LLM coding workflow going into 2026

(medium.com)

6 points | by lobo_tuerto a day ago ago

2 comments

  • dchuk 21 hours ago

    I’ve been using Agent OS (https://buildermethods.com/agent-os) with Claude code’s $100 plan and it is pretty darn great. I usually ideate with Claude and ChatGPT back and forth on an idea to get to a prd for the whole product/project idea, with a high level roadmap, then go through agent os to bootstrap the core artifacts and then it’s just a loop of shaping specs, break into tasks, implement, then I manually test it out. Using the “standards” concept to produce skills in CC seems to help a lot. I’m currently working on a Mac SwiftUI app (a language I’ve never built anything in) and it’s progressing nicely, has good test coverage, and I haven’t looked at a line of code. I found a couple SwiftUI skills repos online, had Claude adapt them to the agent os approach, and then hit the ground running. Also, it basically functions like the really popular Ralph wiggum concept everyone is raving about lately. Implementation basically just runs on its own with a bunch of parallel agents, sometimes I have to nudge the model after my smoke testing to clean up some stuff. But overall, it just works, and is immensely productive. And this agent os thing adds just enough structure to tame complexity and variability. I highly recommend it and have no other connection to it. I have some thoughts on some enhancements to it I’ll probably issue a few PRs for or fork the repo and implement.

  • sciences44 a day ago

    Really interesting workflow, Addy! Two questions about your approach:

    1. *Spec → Implementation process:* How do you ensure Claude actually completes everything in the spec and finds the optimal path? Do you: - Document every step in extreme detail upfront (spec as single source of truth)? - Use an agentic framework that lets Claude self-guide through implementation? - Iteratively validate each step with human checkpoints?

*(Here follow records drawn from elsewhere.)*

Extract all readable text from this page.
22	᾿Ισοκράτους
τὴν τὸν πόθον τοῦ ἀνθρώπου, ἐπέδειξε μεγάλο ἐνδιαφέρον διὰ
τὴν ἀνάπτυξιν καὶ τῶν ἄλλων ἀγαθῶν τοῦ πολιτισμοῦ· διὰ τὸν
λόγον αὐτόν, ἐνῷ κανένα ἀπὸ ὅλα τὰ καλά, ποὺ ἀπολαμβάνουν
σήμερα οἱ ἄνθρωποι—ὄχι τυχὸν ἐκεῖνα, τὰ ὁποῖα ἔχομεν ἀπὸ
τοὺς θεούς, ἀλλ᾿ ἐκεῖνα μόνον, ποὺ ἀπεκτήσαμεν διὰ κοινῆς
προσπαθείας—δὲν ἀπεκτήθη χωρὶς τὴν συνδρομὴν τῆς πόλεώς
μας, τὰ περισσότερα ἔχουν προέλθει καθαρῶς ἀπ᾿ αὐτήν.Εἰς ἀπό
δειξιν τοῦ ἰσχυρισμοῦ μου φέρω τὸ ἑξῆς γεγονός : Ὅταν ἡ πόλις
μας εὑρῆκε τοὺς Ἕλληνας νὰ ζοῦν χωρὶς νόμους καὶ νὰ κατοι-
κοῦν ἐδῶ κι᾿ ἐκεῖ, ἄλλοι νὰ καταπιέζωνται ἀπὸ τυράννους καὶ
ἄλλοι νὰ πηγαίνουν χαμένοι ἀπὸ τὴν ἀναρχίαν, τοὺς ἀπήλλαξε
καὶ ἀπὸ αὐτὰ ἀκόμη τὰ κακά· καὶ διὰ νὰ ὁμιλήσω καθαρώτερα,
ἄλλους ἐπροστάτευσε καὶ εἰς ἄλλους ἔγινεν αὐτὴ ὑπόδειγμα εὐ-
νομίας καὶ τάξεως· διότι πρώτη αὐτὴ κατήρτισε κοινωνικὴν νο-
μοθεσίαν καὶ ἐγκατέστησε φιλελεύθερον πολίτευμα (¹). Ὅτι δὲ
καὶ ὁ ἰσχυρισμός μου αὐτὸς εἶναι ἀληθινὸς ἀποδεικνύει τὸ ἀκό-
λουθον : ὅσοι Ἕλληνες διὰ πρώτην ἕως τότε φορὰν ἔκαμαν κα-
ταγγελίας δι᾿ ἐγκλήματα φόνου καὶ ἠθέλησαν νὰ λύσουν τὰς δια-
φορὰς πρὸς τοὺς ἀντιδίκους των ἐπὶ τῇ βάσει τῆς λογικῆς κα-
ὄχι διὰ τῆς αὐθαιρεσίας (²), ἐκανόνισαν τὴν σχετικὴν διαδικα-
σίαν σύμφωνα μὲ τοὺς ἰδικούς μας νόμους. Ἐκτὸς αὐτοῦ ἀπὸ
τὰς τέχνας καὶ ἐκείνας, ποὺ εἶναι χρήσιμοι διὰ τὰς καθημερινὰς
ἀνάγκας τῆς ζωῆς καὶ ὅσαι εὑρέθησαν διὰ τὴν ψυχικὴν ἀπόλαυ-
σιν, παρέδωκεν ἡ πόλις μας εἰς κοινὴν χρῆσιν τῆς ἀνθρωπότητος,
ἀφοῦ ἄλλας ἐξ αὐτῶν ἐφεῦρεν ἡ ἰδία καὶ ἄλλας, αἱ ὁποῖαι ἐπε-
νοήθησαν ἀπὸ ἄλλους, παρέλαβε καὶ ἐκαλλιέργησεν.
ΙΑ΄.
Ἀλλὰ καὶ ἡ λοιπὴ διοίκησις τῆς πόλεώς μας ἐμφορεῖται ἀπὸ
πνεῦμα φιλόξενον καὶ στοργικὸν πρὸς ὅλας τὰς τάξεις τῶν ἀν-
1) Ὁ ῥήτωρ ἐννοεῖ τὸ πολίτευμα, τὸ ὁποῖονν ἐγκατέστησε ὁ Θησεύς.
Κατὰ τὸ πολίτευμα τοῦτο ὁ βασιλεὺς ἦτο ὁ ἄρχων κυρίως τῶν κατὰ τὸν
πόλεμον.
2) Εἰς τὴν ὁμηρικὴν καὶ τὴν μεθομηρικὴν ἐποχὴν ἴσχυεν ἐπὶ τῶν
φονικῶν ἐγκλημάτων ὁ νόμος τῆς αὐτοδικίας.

    2. *Tool comparison:* Have you experimented with GitHub Copilot vs Claude Code vs Cursor? What made you settle on your current stack?

    I'm working on multi-step AI pipelines (3D mesh generation with validation stages), and I find that LLMs often skip edge cases or take suboptimal paths when given too much autonomy.

    Curious if you've built any scaffolding/guardrails to keep the LLM on track, or if your spec writing has evolved to be more "agent-friendly"?

    The balance between human specification vs. agent autonomy seems like the key challenge going into 2026 especially to allow code in production from agents.